Title: A Woman Is No ManAuthor: Etaf RumGenre: FictionRating: 4.5 out of 5Date Started: 24 April 2021Date Finished: 27 April 2021
This book was recommended by Goodreads and I like to read about women who win against all odds. I had been planning to read this book for a while and got the book a couple of times, and due to my busy schedule, I was unable to complete the book.
The book is about Deya, 18 years old girl, who lives in Brooklyn with her grandparents and her three sisters. Her family comes from Palestine and according to the culture and the custom, her grandmother is looking for suitors for Deya to get married. The grandmother gives her no choice. But history repeats itself. Deya's mother Isra, who grew up in Palestine, was given no choice and was married to Adam and moved to America. Deya has been told that her parents died in a car accident.
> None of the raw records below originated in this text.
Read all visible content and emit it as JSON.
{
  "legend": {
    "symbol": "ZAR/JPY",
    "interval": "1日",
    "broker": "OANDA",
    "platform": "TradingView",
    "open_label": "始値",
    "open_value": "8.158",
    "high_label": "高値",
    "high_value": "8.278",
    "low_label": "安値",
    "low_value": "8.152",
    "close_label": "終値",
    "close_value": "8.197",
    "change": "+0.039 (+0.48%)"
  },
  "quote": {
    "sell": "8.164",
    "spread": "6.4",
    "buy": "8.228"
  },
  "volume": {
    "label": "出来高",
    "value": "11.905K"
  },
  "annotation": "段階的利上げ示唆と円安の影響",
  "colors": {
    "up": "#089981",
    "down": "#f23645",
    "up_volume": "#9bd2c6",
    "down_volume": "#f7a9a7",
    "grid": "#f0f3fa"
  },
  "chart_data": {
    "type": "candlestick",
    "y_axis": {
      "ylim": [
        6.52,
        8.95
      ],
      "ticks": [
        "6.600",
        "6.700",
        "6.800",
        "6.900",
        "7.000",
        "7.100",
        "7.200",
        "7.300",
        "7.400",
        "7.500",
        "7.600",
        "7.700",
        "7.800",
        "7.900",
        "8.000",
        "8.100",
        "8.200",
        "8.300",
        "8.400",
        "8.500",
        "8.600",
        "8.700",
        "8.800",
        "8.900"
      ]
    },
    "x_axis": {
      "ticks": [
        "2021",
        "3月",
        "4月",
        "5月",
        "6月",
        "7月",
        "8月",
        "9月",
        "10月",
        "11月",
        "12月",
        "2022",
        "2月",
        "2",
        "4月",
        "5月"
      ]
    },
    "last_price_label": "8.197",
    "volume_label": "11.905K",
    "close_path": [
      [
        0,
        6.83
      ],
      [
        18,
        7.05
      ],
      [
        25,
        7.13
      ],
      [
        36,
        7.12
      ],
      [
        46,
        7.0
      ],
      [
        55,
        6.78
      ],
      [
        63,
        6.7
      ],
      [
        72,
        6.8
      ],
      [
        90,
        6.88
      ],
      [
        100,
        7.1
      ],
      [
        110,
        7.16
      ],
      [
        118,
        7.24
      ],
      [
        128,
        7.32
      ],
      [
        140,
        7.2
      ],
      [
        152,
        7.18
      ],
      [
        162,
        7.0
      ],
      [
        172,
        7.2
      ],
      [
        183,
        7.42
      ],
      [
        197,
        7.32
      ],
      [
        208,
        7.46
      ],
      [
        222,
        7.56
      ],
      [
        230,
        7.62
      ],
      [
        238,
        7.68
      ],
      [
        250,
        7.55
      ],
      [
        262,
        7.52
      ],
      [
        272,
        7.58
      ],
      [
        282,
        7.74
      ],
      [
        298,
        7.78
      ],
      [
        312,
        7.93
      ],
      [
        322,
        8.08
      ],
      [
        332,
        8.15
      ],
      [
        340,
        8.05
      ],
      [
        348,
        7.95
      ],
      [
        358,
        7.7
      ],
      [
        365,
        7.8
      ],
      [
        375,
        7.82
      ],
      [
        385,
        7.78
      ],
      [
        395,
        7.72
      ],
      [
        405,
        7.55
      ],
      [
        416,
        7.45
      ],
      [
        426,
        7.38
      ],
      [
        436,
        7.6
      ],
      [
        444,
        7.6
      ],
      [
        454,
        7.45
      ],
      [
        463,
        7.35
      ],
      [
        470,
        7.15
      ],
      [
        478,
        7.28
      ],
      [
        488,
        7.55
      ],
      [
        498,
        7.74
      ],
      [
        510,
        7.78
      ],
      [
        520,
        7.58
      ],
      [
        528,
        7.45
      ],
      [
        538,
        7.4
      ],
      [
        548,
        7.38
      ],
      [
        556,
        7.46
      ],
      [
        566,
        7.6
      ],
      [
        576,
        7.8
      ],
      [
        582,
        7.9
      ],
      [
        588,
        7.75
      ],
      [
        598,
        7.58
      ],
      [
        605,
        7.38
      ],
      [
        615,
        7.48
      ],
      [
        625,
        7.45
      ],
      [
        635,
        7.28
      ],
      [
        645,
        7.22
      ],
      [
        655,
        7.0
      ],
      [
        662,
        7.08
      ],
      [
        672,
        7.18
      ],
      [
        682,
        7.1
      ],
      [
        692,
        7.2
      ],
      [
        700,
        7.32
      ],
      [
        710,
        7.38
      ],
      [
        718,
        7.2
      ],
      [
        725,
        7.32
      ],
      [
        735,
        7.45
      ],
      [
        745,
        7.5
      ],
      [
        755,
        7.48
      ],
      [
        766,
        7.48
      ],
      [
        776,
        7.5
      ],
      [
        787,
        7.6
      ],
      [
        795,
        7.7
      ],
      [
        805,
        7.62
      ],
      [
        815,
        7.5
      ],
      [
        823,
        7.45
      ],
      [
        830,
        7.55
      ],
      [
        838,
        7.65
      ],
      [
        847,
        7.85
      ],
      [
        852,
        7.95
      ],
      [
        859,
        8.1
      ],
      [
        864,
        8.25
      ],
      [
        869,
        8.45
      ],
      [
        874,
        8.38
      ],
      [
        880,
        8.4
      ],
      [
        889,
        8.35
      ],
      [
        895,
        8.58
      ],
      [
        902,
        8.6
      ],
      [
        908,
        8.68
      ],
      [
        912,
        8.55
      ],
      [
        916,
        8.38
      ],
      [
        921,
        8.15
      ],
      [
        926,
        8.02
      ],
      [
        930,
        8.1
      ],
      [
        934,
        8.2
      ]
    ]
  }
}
The story alternates between Deya and Isra. Isra was brought up in a male-dominated society and saw her mother's abuse by her father. Isra believes that her mother did not have any choice and neither does she while she is being physically abused by Adam. Isra feels that being abused is normal, but wants her daughters to have choices when they grow up. She feels trapped and guilty of not bearing a son for Adam and his family. She develops a friendly relationship with Adam's sister Sarah, who is rebellious according to her parents Fareeda and Khaled, but fights for her rights.
Isra suffers from post-partum depression, and keeps having kids to the dismay of the family, all girls! Isra's husband Adam is the oldest of the four kids and works hard to help his father and his brothers. Sarah, the youngest wants to go to college and her parents want her to get married. Adam takes out his frustration on Isra by physically abusing her. Isra feels she is bound since she neither knows English nor the place. Isra is also fond of reading and reads to her kids, and Sarah gets books for Isra, which is not encouraged by Fareeda and Khaled.
Deya's day changes when she meets a stranger and gets information about her parents. Meeting that stranger changes the course of her life. She gets to know more about her family and how much her mother Isra loved her and her sisters, Nora, Amal, and Layla. Deya also gets to know the truth about the death of her parents.
My favorite character in the book was Isra. Even though Isra grew up and lived in a patriarchal culture and household, she tries to make sense of everything. She also feels guilty that she is not living up to the mark of her mother or a middle-eastern woman.
It was a roller coaster ride of emotions throughout the book. Growing up in a South Asian country, I was able to relate to every character, and even with Isra. It was sad to see how patriarchy puts a woman down to her knees and punishes her for no reason. I also felt sad that the families especially women still continue to do the same with the next generation rather than making them strong and letting them study.
Favorite lines from the book:
- Where I come from, voicelessness is the condition of my gender, as normal as the bosoms on a woman's chest, as necessary as the next generation growing inside her belly.
- Yet as much as she wanted to go out and venture into the world, there was also comfort and safety in the known. And Mama's voice in her ear, reminding her: A woman belongs at home. Even if Isra left, she wouldn't know where to go.
- A daughter was only a temporary guest, quietly awaiting another man to scoop her away, along with all her financial burden.
- "Love each other? What does love have to do with marriage? You think your father and I love each other?"
- She lived her entire life straddled between two cultures. She was neither Arab nor American. She belonged nowhere. She didn't know who she was.
- Palestine or America. A woman will always be alone.
- It was Fareeda's idea not be breastfeed Deya. Breastfeeding prevented pregnancy, and adam needed a son.
- It's the loneliest people who love the books most.
- She thought back when Mama used to compare her with other girls, saying she was nothing but stick and bones, and that no man would want to marry her. She'd tell Isra to eat more, and when she gained weight, she'd tell her to eat less, and when she went outside, she'd tell her to stay out of the sun so her skin wouldn't get dark.
- I don't know. But I want to read a book about what it really means to be a woman.
- They're saying she drowned her in the bathtub. Ramsy and his family tried to pass it off as an accident, said she's still a young bride, and didn't know how to bathe a girl properly. But I heard she did it on purpose. She didn't want a daughter.
- The cruelest thing on this earth is a man's heart.
- Isra thought about Khaled and Fareeda, how they had carried their children out of the refuge camp, leaving their country behind and coming to America. They had to run away to survive, and now their daughter had done the same. Maybe that's the only way she thought. The only way to survive.